As an audiologist, you often diagnose balance and vestibular dysfunctions. However, some balance and vestibular treatment may be beyond your scope of care, requiring you to refer patients to the nearest physical therapist.
Not only are you turning over control to another practitioner, you’re losing the opportunity to collect any additional revenue from those patients. Money is quite literally, walking out the door.
If it sounds like turning patients into dollar signs, that’s not the purpose of this explanation. As unfortunate as it is, money is important in order to provide the best patient care. If your profits aren’t growing, then they’re stagnant or decaying. You can’t provide the best care if you can’t keep your doors open.
So, yes, it’s important to consider the revenue potential of your patients. Balance and vestibular patients are often bounced around between specialists because no one knows what to do with them. They finally end up in your office—only for you to send them away once more to a physical therapist for treatment.
Why not provide that treatment under your roof?
By hiring a physical therapist to work in your clinic, you’re opening up a whole new world of ancillary revenue. Rather than referring your patient to another therapist down the road, you can refer these patients to your therapist. Then, you are able to oversee his/her care from start to finish and ensure they’re getting the treatment needed. As a result, you’ll have a happier patient with a better outcome, and income generated whether you’re in the practice or not.
Think about the balance and vestibular patients you could be helping. You know as well as any other physician that there is a huge population of dizzy patients in need of great care. But have you also considered your fall risk patients?
Most likely a large portion of your patients are elderly… Isn’t there a chance these elderly patients are at risk of a fall, or have fallen in the past? Ask these patients! You’d be shocked at how many have fallen in the past and are nervous about falls in the future.

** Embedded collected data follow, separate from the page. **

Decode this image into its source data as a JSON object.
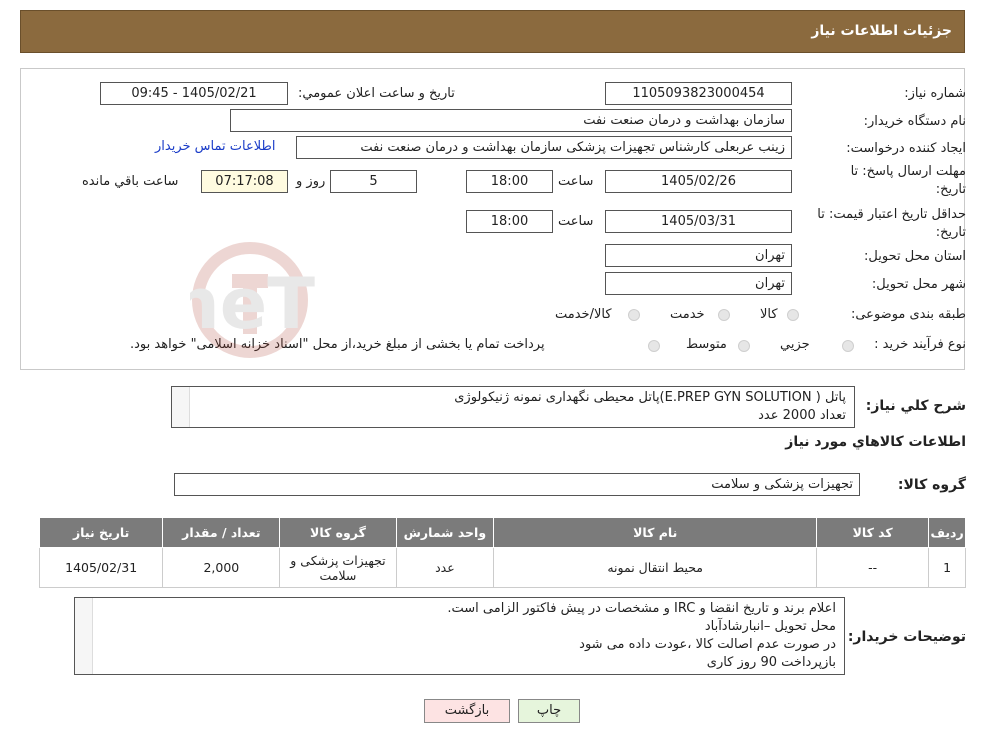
{
  "header": {
    "title": "جزئیات اطلاعات نیاز"
  },
  "fields": {
    "need_number_label": "شماره نیاز:",
    "need_number": "1105093823000454",
    "announce_label": "تاریخ و ساعت اعلان عمومي:",
    "announce_value": "1405/02/21 - 09:45",
    "buyer_label": "نام دستگاه خريدار:",
    "buyer_value": "سازمان بهداشت و درمان صنعت نفت",
    "creator_label": "ايجاد كننده درخواست:",
    "creator_value": "زینب عربعلی کارشناس تجهیزات پزشکی سازمان بهداشت و درمان صنعت نفت",
    "contact_link": "اطلاعات تماس خريدار",
    "deadline_label_1": "مهلت ارسال پاسخ: تا",
    "deadline_label_2": "تاريخ:",
    "deadline_date": "1405/02/26",
    "time_label": "ساعت",
    "deadline_time": "18:00",
    "days_value": "5",
    "days_label": "روز و",
    "remaining_time": "07:17:08",
    "remaining_label": "ساعت باقي مانده",
    "validity_label_1": "حداقل تاريخ اعتبار قيمت: تا",
    "validity_label_2": "تاريخ:",
    "validity_date": "1405/03/31",
    "validity_time": "18:00",
    "province_label": "استان محل تحويل:",
    "province_value": "تهران",
    "city_label": "شهر محل تحويل:",
    "city_value": "تهران",
    "category_label": "طبقه بندی موضوعی:",
    "category_options": [
      "كالا",
      "خدمت",
      "كالا/خدمت"
    ],
    "process_label": "نوع فرآيند خريد :",
    "process_options": [
      "جزيي",
      "متوسط"
    ],
    "process_note": "پرداخت تمام يا بخشی از مبلغ خريد،از محل \"اسناد خزانه اسلامی\" خواهد بود."
  },
  "summary": {
    "label": "شرح كلي نياز:",
    "line1": "پاتل ( E.PREP GYN SOLUTION)پاتل محیطی نگهداری نمونه ژنیکولوژی",
    "line2": "تعداد 2000 عدد"
  },
  "goods_section_title": "اطلاعات كالاهاي مورد نياز",
  "goods_group": {
    "label": "گروه كالا:",
    "value": "تجهیزات پزشکی و سلامت"
  },
  "table": {
    "headers": [
      "رديف",
      "كد كالا",
      "نام كالا",
      "واحد شمارش",
      "گروه كالا",
      "تعداد / مقدار",
      "تاريخ نياز"
    ],
    "rows": [
      [
        "1",
        "--",
        "محیط انتقال نمونه",
        "عدد",
        "تجهیزات پزشکی و سلامت",
        "2,000",
        "1405/02/31"
      ]
    ]
  },
  "buyer_notes": {
    "label": "توضيحات خريدار:",
    "lines": [
      "اعلام برند و تاریخ انقضا  و IRC  و مشخصات  در پیش فاکتور الزامی است.",
      "محل تحویل –انبارشادآباد",
      "در صورت عدم اصالت کالا ،عودت داده می شود",
      "بازپرداخت 90 روز کاری"
    ]
  },
  "buttons": {
    "print": "چاپ",
    "back": "بازگشت"
  },
  "watermark_text": "AriaTender.neT",
  "colors": {
    "header_bg": "#8b6a3e",
    "table_header": "#7b7b7b",
    "yellow_box": "#fffbe0",
    "link": "#1a3cc8",
    "print_btn": "#e6f5dc",
    "back_btn": "#fde3e3"
  }
}
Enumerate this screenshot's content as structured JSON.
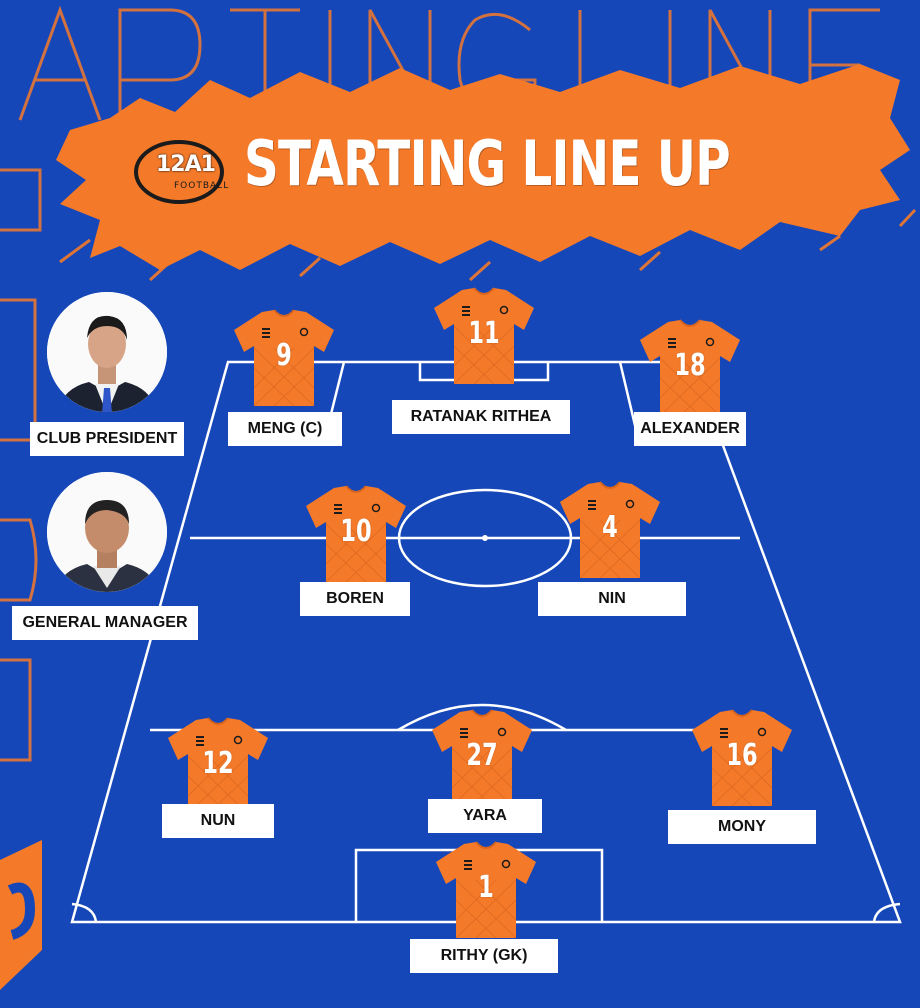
{
  "brand": {
    "mark": "12A1",
    "sub": "FOOTBALL"
  },
  "title": "STARTING LINE UP",
  "staff": [
    {
      "role": "CLUB PRESIDENT",
      "icon": "president-photo"
    },
    {
      "role": "GENERAL MANAGER",
      "icon": "manager-photo"
    }
  ],
  "players": [
    {
      "number": "9",
      "name": "MENG (C)"
    },
    {
      "number": "11",
      "name": "RATANAK RITHEA"
    },
    {
      "number": "18",
      "name": "ALEXANDER"
    },
    {
      "number": "10",
      "name": "BOREN"
    },
    {
      "number": "4",
      "name": "NIN"
    },
    {
      "number": "12",
      "name": "NUN"
    },
    {
      "number": "27",
      "name": "YARA"
    },
    {
      "number": "16",
      "name": "MONY"
    },
    {
      "number": "1",
      "name": "RITHY (GK)"
    }
  ],
  "colors": {
    "background": "#1647b8",
    "accent": "#f47a2a",
    "line": "#ffffff"
  }
}
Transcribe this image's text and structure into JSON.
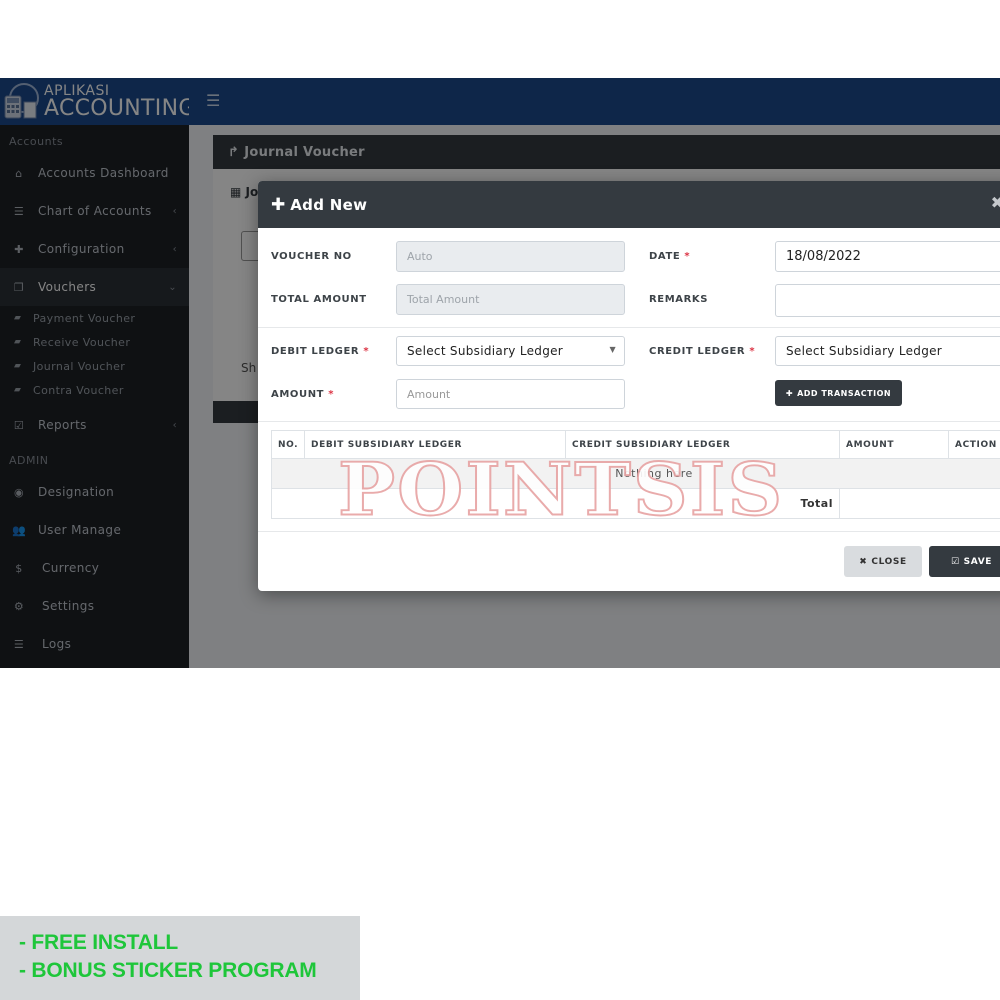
{
  "logo": {
    "top_text": "APLIKASI",
    "main_text": "ACCOUNTING"
  },
  "sidebar": {
    "section_accounts": "Accounts",
    "items": [
      {
        "label": "Accounts Dashboard",
        "icon": "home-icon"
      },
      {
        "label": "Chart of Accounts",
        "icon": "list-icon"
      },
      {
        "label": "Configuration",
        "icon": "puzzle-icon"
      },
      {
        "label": "Vouchers",
        "icon": "copy-icon"
      }
    ],
    "voucher_sub_items": [
      {
        "label": "Payment Voucher"
      },
      {
        "label": "Receive Voucher"
      },
      {
        "label": "Journal Voucher"
      },
      {
        "label": "Contra Voucher"
      }
    ],
    "reports_label": "Reports",
    "section_admin": "ADMIN",
    "admin_items": [
      {
        "label": "Designation",
        "icon": "user-circle-icon"
      },
      {
        "label": "User Manage",
        "icon": "users-icon"
      },
      {
        "label": "Currency",
        "icon": "dollar-icon"
      },
      {
        "label": "Settings",
        "icon": "gears-icon"
      },
      {
        "label": "Logs",
        "icon": "list-icon"
      }
    ]
  },
  "page": {
    "card_title": "Journal Voucher",
    "inner_title": "Jo",
    "inner_sh": "Sh"
  },
  "modal": {
    "title": "Add New",
    "voucher_no": {
      "label": "VOUCHER NO",
      "placeholder": "Auto"
    },
    "date": {
      "label": "DATE",
      "value": "18/08/2022"
    },
    "total_amount": {
      "label": "TOTAL AMOUNT",
      "placeholder": "Total Amount"
    },
    "remarks": {
      "label": "REMARKS",
      "value": ""
    },
    "debit_ledger": {
      "label": "DEBIT LEDGER",
      "selected": "Select Subsidiary Ledger"
    },
    "credit_ledger": {
      "label": "CREDIT LEDGER",
      "selected": "Select Subsidiary Ledger"
    },
    "amount": {
      "label": "AMOUNT",
      "placeholder": "Amount"
    },
    "add_transaction_label": "ADD TRANSACTION",
    "table": {
      "headers": [
        "NO.",
        "DEBIT SUBSIDIARY LEDGER",
        "CREDIT SUBSIDIARY LEDGER",
        "AMOUNT",
        "ACTION"
      ],
      "empty_text": "Nothing here",
      "total_label": "Total"
    },
    "close_label": "CLOSE",
    "save_label": "SAVE"
  },
  "watermark": "POINTSIS",
  "promo": [
    "- FREE INSTALL",
    "- BONUS STICKER PROGRAM"
  ]
}
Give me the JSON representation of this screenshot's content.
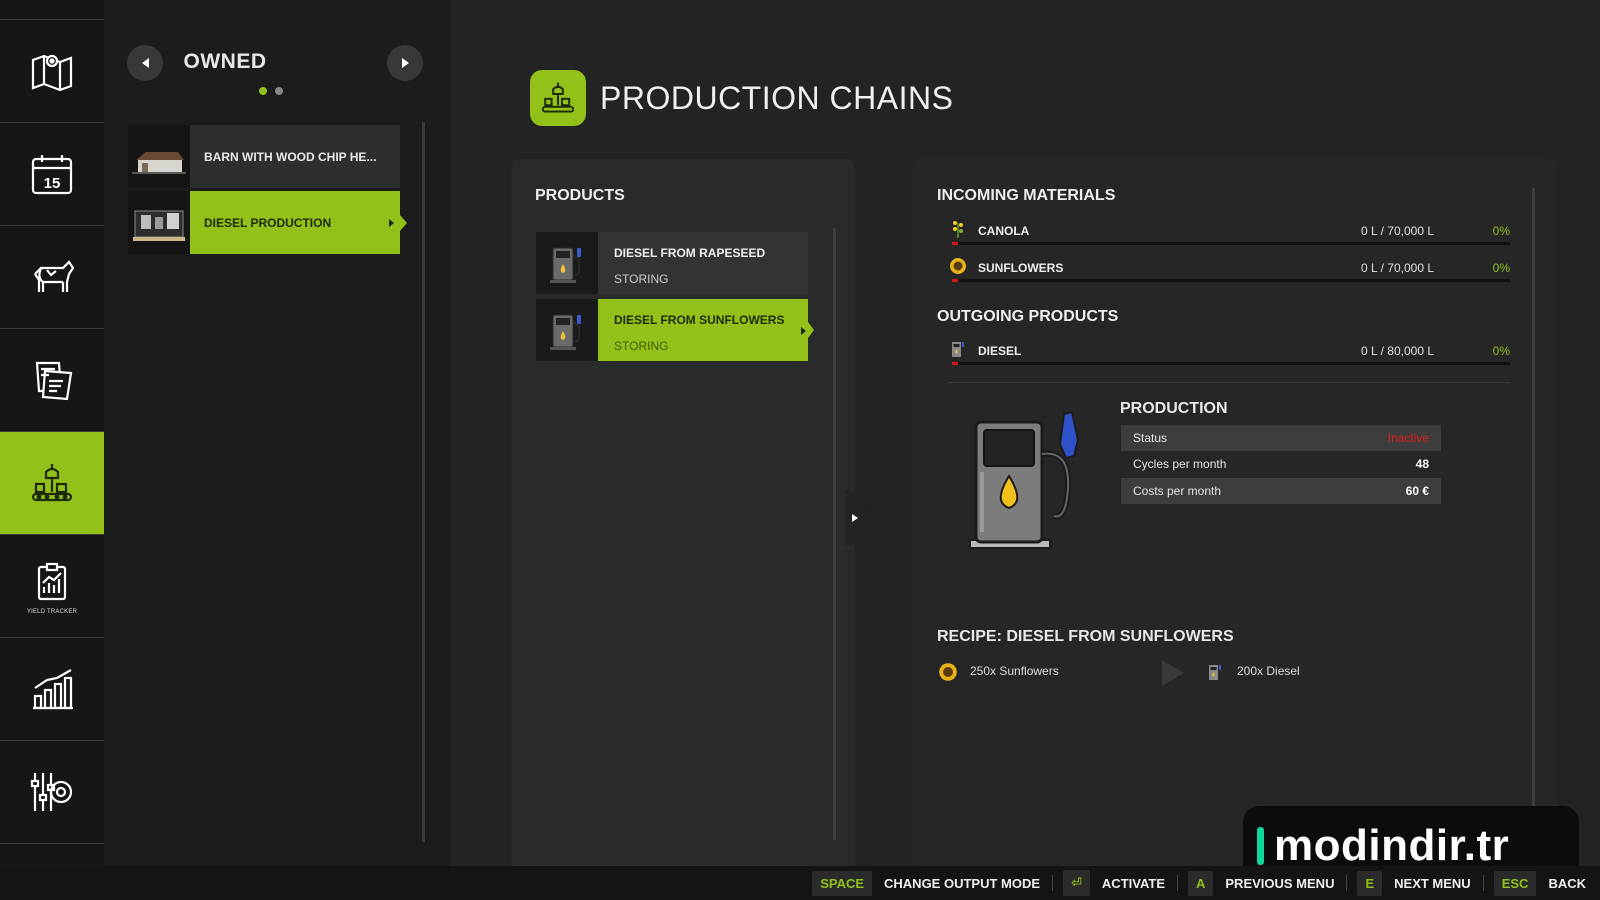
{
  "sidebar": {
    "items": [
      {
        "icon": "map-icon"
      },
      {
        "icon": "calendar-icon",
        "label": "15"
      },
      {
        "icon": "animals-icon"
      },
      {
        "icon": "contracts-icon"
      },
      {
        "icon": "production-icon",
        "active": true
      },
      {
        "icon": "yield-tracker-icon",
        "label": "YIELD TRACKER"
      },
      {
        "icon": "statistics-icon"
      },
      {
        "icon": "settings-icon"
      }
    ]
  },
  "owned": {
    "title": "OWNED",
    "pages": 2,
    "current_page": 1,
    "items": [
      {
        "label": "BARN WITH WOOD CHIP HE..."
      },
      {
        "label": "DIESEL PRODUCTION",
        "selected": true
      }
    ]
  },
  "header": {
    "title": "PRODUCTION CHAINS"
  },
  "products": {
    "heading": "PRODUCTS",
    "items": [
      {
        "name": "DIESEL FROM RAPESEED",
        "mode": "STORING"
      },
      {
        "name": "DIESEL FROM SUNFLOWERS",
        "mode": "STORING",
        "selected": true
      }
    ]
  },
  "incoming": {
    "heading": "INCOMING MATERIALS",
    "items": [
      {
        "name": "CANOLA",
        "amount": "0 L / 70,000 L",
        "percent": "0%",
        "fill": 0
      },
      {
        "name": "SUNFLOWERS",
        "amount": "0 L / 70,000 L",
        "percent": "0%",
        "fill": 0
      }
    ]
  },
  "outgoing": {
    "heading": "OUTGOING PRODUCTS",
    "items": [
      {
        "name": "DIESEL",
        "amount": "0 L / 80,000 L",
        "percent": "0%",
        "fill": 0
      }
    ]
  },
  "production": {
    "heading": "PRODUCTION",
    "rows": [
      {
        "label": "Status",
        "value": "Inactive"
      },
      {
        "label": "Cycles per month",
        "value": "48"
      },
      {
        "label": "Costs per month",
        "value": "60 €"
      }
    ]
  },
  "recipe": {
    "heading": "RECIPE: DIESEL FROM SUNFLOWERS",
    "input": "250x Sunflowers",
    "output": "200x Diesel"
  },
  "watermark": {
    "text": "modindir.tr"
  },
  "bottom_bar": {
    "actions": [
      {
        "key": "SPACE",
        "label": "CHANGE OUTPUT MODE"
      },
      {
        "key": "⏎",
        "label": "ACTIVATE"
      },
      {
        "key": "A",
        "label": "PREVIOUS MENU"
      },
      {
        "key": "E",
        "label": "NEXT MENU"
      },
      {
        "key": "ESC",
        "label": "BACK"
      }
    ]
  },
  "colors": {
    "accent": "#92c11a",
    "status_inactive": "#e01e1e",
    "bar_fill": "#d21818",
    "watermark_accent": "#0fd59a"
  }
}
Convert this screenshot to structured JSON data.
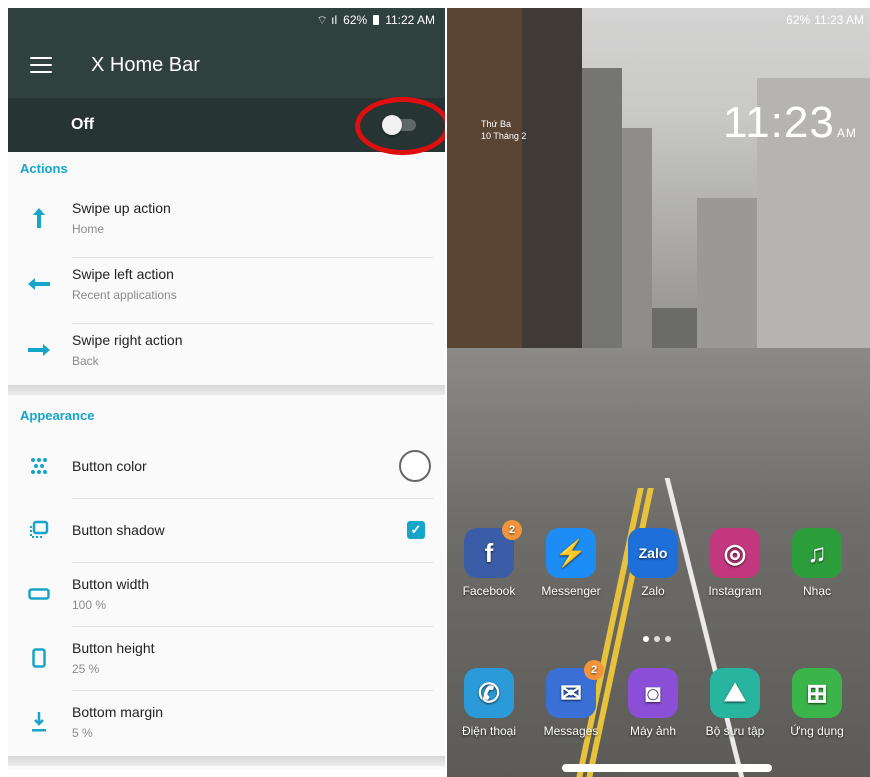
{
  "left": {
    "status": {
      "icons": "⌔ ıl",
      "battery": "62%",
      "time": "11:22 AM"
    },
    "app_title": "X Home Bar",
    "master_switch": {
      "label": "Off",
      "state": "off"
    },
    "sections": [
      {
        "title": "Actions",
        "items": [
          {
            "title": "Swipe up action",
            "value": "Home",
            "icon": "arrow-up-icon"
          },
          {
            "title": "Swipe left action",
            "value": "Recent applications",
            "icon": "arrow-left-icon"
          },
          {
            "title": "Swipe right action",
            "value": "Back",
            "icon": "arrow-right-icon"
          }
        ]
      },
      {
        "title": "Appearance",
        "items": [
          {
            "title": "Button color",
            "value": "",
            "icon": "palette-icon",
            "control": "color-circle"
          },
          {
            "title": "Button shadow",
            "value": "",
            "icon": "shadow-icon",
            "control": "checkbox-checked"
          },
          {
            "title": "Button width",
            "value": "100 %",
            "icon": "width-icon"
          },
          {
            "title": "Button height",
            "value": "25 %",
            "icon": "height-icon"
          },
          {
            "title": "Bottom margin",
            "value": "5 %",
            "icon": "margin-icon"
          }
        ]
      }
    ]
  },
  "right": {
    "status": {
      "battery": "62%",
      "time": "11:23 AM"
    },
    "clock": {
      "time": "11:23",
      "suffix": "AM"
    },
    "date": {
      "line1": "Thứ Ba",
      "line2": "10 Tháng 2"
    },
    "apps_row1": [
      {
        "label": "Facebook",
        "badge": "2",
        "color": "#3b5ca6",
        "glyph": "f"
      },
      {
        "label": "Messenger",
        "badge": "",
        "color": "#1e8cf5",
        "glyph": "⚡"
      },
      {
        "label": "Zalo",
        "badge": "",
        "color": "#1f6fd9",
        "glyph": "Zalo"
      },
      {
        "label": "Instagram",
        "badge": "",
        "color": "#c2377e",
        "glyph": "◎"
      },
      {
        "label": "Nhạc",
        "badge": "",
        "color": "#2b9e3b",
        "glyph": "♫"
      }
    ],
    "apps_row2": [
      {
        "label": "Điện thoại",
        "badge": "",
        "color": "#2a9bd8",
        "glyph": "✆"
      },
      {
        "label": "Messages",
        "badge": "2",
        "color": "#3a70d6",
        "glyph": "✉"
      },
      {
        "label": "Máy ảnh",
        "badge": "",
        "color": "#8a4fd6",
        "glyph": "◙"
      },
      {
        "label": "Bộ sưu tập",
        "badge": "",
        "color": "#27b5a0",
        "glyph": "⛰"
      },
      {
        "label": "Ứng dụng",
        "badge": "",
        "color": "#3bb54a",
        "glyph": "⊞"
      }
    ]
  }
}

Your physical therapist can be trained in fall risk assessment and fall prevention. Physical therapy is proven to help imbalanced patients regain their confidence and quality of life—at all ages!
It’s worth your time to explore this opportunity further; your patients and your practice depend on it! Physical therapy could be the ancillary service that sets your audiology practice apart from others, leaving your competition in the dust. Private practice audiologists across the country are already experiencing the benefits from this ancillary.